When my daughter was little, she was desperate to be able to wink. She’d stand in front of the mirror, pulling all sorts of strange and wonderful faces, blinking (not winking) enthusiastically, and asking, “Did I do it that time?”, “Did I get it?”

At age 7, she can now wink (coordinate closing and opening one eye quickly) but is struggling to grasp when to drop this non-verbal communication into her interactions with others. In short, she’s winking like it’s going out of fashion. It’s even more entertaining than it sounds, as she’s adopted an exaggerated comedy wink as her wink of choice. It’s anything but subtle.

Currently, her primary use for a wink is to try to cover a lie, in the same way you might cross your fingers behind your back whilst saying something that isn’t true. There have been instances where she’s come close to using a wink in the right context but has missed the mark, and I’ve struggled to explain why. I’ve had to go back to that dictionary definition to remind myself what a wink is typically used to communicate to try to explain it to her.

So why am I talking winking? Well in part because it made me smile, but I also think it’s helpful to reflect on the fact that the subtleties of non-verbal communication can be tricky to grasp for children, not just those with a social communication difficulty. We learn non-verbal communication by watching others, experimenting, and then gauging our success by the response we get.

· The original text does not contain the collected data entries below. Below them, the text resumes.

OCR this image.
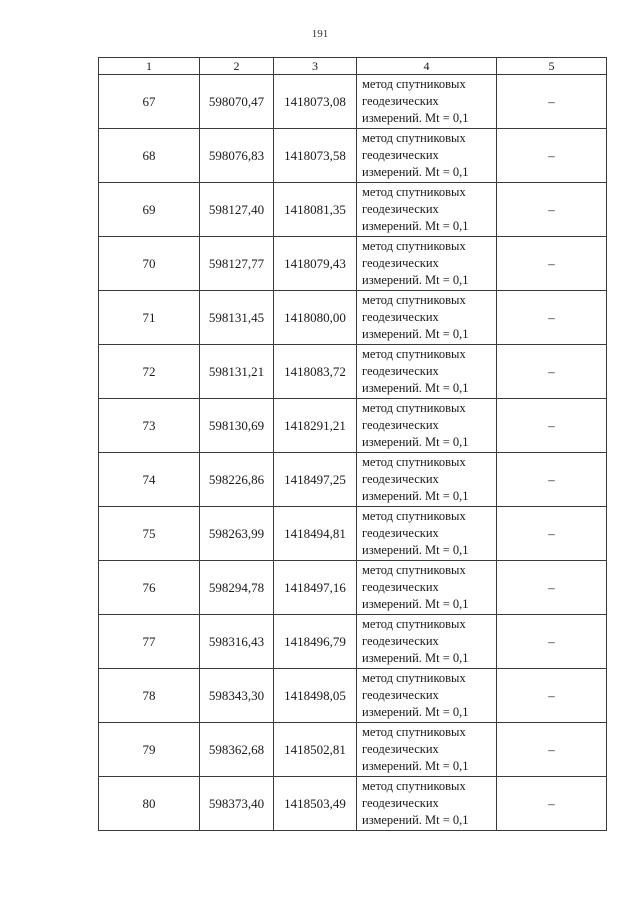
191
1	2	3	4	5
67	598070,47	1418073,08	метод спутниковых
геодезических
измерений. Mt = 0,1	–
68	598076,83	1418073,58	метод спутниковых
геодезических
измерений. Mt = 0,1	–
69	598127,40	1418081,35	метод спутниковых
геодезических
измерений. Mt = 0,1	–
70	598127,77	1418079,43	метод спутниковых
геодезических
измерений. Mt = 0,1	–
71	598131,45	1418080,00	метод спутниковых
геодезических
измерений. Mt = 0,1	–
72	598131,21	1418083,72	метод спутниковых
геодезических
измерений. Mt = 0,1	–
73	598130,69	1418291,21	метод спутниковых
геодезических
измерений. Mt = 0,1	–
74	598226,86	1418497,25	метод спутниковых
геодезических
измерений. Mt = 0,1	–
75	598263,99	1418494,81	метод спутниковых
геодезических
измерений. Mt = 0,1	–
76	598294,78	1418497,16	метод спутниковых
геодезических
измерений. Mt = 0,1	–
77	598316,43	1418496,79	метод спутниковых
геодезических
измерений. Mt = 0,1	–
78	598343,30	1418498,05	метод спутниковых
геодезических
измерений. Mt = 0,1	–
79	598362,68	1418502,81	метод спутниковых
геодезических
измерений. Mt = 0,1	–
80	598373,40	1418503,49	метод спутниковых
геодезических
измерений. Mt = 0,1	–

This means that adults in the school environment play a significant role in helping children by providing feedback ‘in the moment’ and by utilising natural opportunities to explicitly explain non-verbal signs that you might use to indicate something that is unsaid.

My daughter is a typically developing 7-year-old. It’s interesting to see her go through the process of observing verbal and non-verbal communication in the world around her and attempting to make use of it in her own communication. The newly acquired wink is just one strand of that. I’m sure she’ll drop it quickly so I’m going to enjoy it whilst it lasts.